2017 yılında birinci tahminlere göre, kütlü pamuk üretimi, yüzde 11,9 artışla,
2 milyon 100 bin tondan 2 milyon 350 bin tona çıkacak ve 846 bin ton lif pamuk
elde edilecek.
GAP’ın faaliyete geçmesiyle pamuk üretiminde
Güneydoğu öne çıktı. 2016 yılında pamuk ekim alanlarının yüzde 57’si Güneydoğu
Anadolu, yüzde 22’si Ege bölgelerinde, yüzde 17’si Çukurova, yüzde 1,4’ü ise
Antalya yöresinde yer aldı. Bunda Ege ve Çukurova bölgelerinde üreticinin pamuk
yerine mısıra yönelmesi de etkili oldu.”
-Pamuğun yüzde 42’si ABD’den alınıyor-
Türkiye’nin pamuk
ithalatında ABD’nin yüzde 42 payla ilk sırada olduğunu, Brezilya ve
Türkmenistan ile birlikte ilk üç ülkenin ithalattaki payının yüzde 70’e
çıktığını, bu ülkeleri Yunanistan, Burkina Faso’nun takip ettiğini belirten
Bayraktar, şu bilgileri verdi:
“Dünya Ticaret
Örgütü Tarım Anlaşması’nda pamuk ithalatında koruma önlemi bulunmamaktadır.

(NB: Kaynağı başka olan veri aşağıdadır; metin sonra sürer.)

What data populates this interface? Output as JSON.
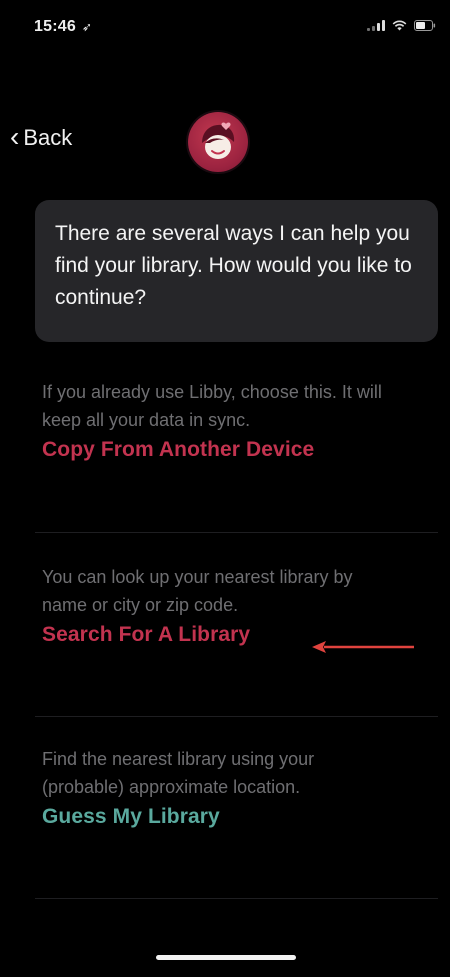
{
  "status_bar": {
    "time": "15:46",
    "colors": {
      "text": "#eeeeee"
    }
  },
  "nav": {
    "back_label": "Back"
  },
  "assistant": {
    "message": "There are several ways I can help you find your library. How would you like to continue?"
  },
  "options": [
    {
      "description": "If you already use Libby, choose this. It will keep all your data in sync.",
      "action": "Copy From Another Device",
      "action_color": "#c2334f"
    },
    {
      "description": "You can look up your nearest library by name or city or zip code.",
      "action": "Search For A Library",
      "action_color": "#c2334f"
    },
    {
      "description": "Find the nearest library using your (probable) approximate location.",
      "action": "Guess My Library",
      "action_color": "#5aa99e"
    }
  ],
  "annotation": {
    "arrow_color": "#e0433e"
  }
}
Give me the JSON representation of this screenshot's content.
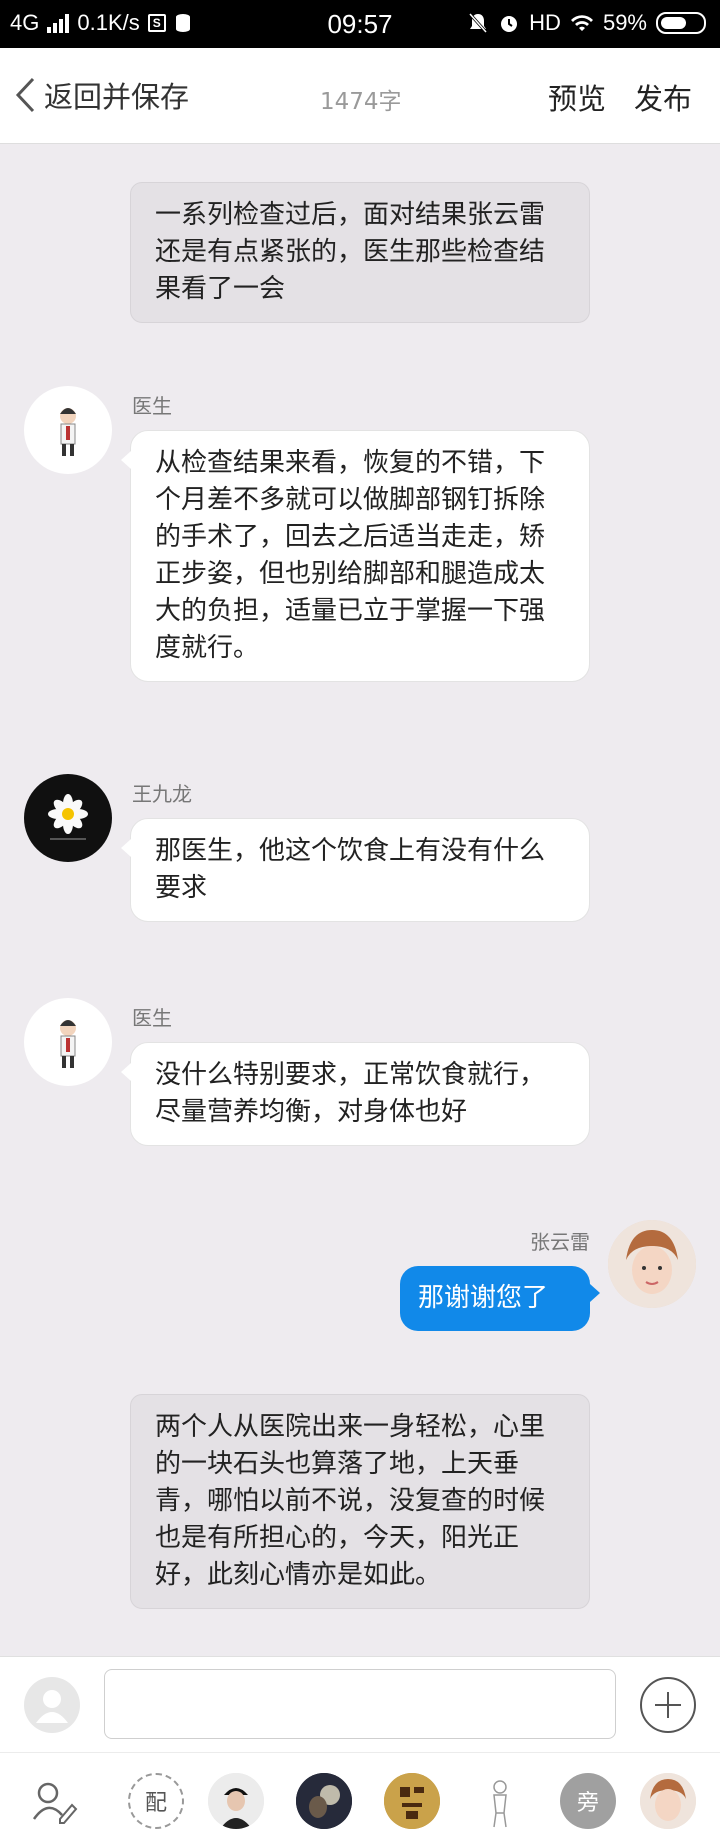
{
  "status_bar": {
    "network": "4G",
    "speed": "0.1K/s",
    "time": "09:57",
    "hd": "HD",
    "battery": "59%",
    "battery_level": 0.59
  },
  "header": {
    "back_label": "返回并保存",
    "word_count": "1474字",
    "preview_label": "预览",
    "publish_label": "发布"
  },
  "messages": [
    {
      "type": "narration",
      "text": "一系列检查过后，面对结果张云雷还是有点紧张的，医生那些检查结果看了一会"
    },
    {
      "type": "received",
      "sender": "医生",
      "avatar": "doctor-avatar",
      "text": "从检查结果来看，恢复的不错，下个月差不多就可以做脚部钢钉拆除的手术了，回去之后适当走走，矫正步姿，但也别给脚部和腿造成太大的负担，适量已立于掌握一下强度就行。"
    },
    {
      "type": "received",
      "sender": "王九龙",
      "avatar": "daisy-avatar",
      "text": "那医生，他这个饮食上有没有什么要求"
    },
    {
      "type": "received",
      "sender": "医生",
      "avatar": "doctor-avatar",
      "text": "没什么特别要求，正常饮食就行，尽量营养均衡，对身体也好"
    },
    {
      "type": "sent",
      "sender": "张云雷",
      "avatar": "user-avatar",
      "text": "那谢谢您了"
    },
    {
      "type": "narration",
      "text": "两个人从医院出来一身轻松，心里的一块石头也算落了地，上天垂青，哪怕以前不说，没复查的时候也是有所担心的，今天，阳光正好，此刻心情亦是如此。"
    }
  ],
  "input_bar": {
    "placeholder": ""
  },
  "character_bar": {
    "items": [
      {
        "name": "edit-character-icon"
      },
      {
        "name": "dub",
        "label": "配"
      },
      {
        "name": "character-1"
      },
      {
        "name": "character-2"
      },
      {
        "name": "character-3"
      },
      {
        "name": "character-4"
      },
      {
        "name": "narrator",
        "label": "旁"
      },
      {
        "name": "character-6"
      }
    ]
  },
  "colors": {
    "background": "#eeebef",
    "sent_bubble": "#1189e9",
    "narration_bubble": "#e4e1e5"
  }
}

Ayrıca pamuk, Avrupa Birliği ile Türkiye’nin imzaladığı Gümrük Birliği
Anlaşması’nda sanayi ürünü olarak işlem görmekte, AB ile Türkiye arasında
serbest dolaşıma tabi olmakta ve herhangi bir gümrük vergisi ile
korunmamaktadır.
Tekstil
ve konfeksiyon, ülkemizin en önemli ihracat ürünlerinin başında gelmektedir.
Bunun hammaddesini çiftçimiz üretiyor. İthalata son verecek kadar pamuk üretmek
istiyoruz. Pamuk üretmek için gerekli destekler verilmelidir. Destek
verildiğinde üretmeye hazırız. 75 kuruş olan prim desteğinin 1 liraya
çıkarılmasını talep ediyoruz. Pamuk üreticimiz korunmalı, pamuk gümrük
birliğinde tarım ürünleri kapsamına alınmalı, gümrük vergileri tekrar
konulmalıdır.
Primlerin
ekim döneminin başladığı Mart-Nisan aylarında verilmesi çiftçimizin talebidir.
Bu yıl Nisan ayında ödenen primler üreticimizi memnun etmiştir.
Uydu sistemine
göre belirlenmesi nedeniyle verim miktarlarının özellikle Ege bölgesinde ortalamanın
altında kaldığı belirtiliyor. Tohumların çimlenme yüzdesinin ve çıkış gücünün
istenilen seviyede olmaması da sorunlar arasında yer alıyor.”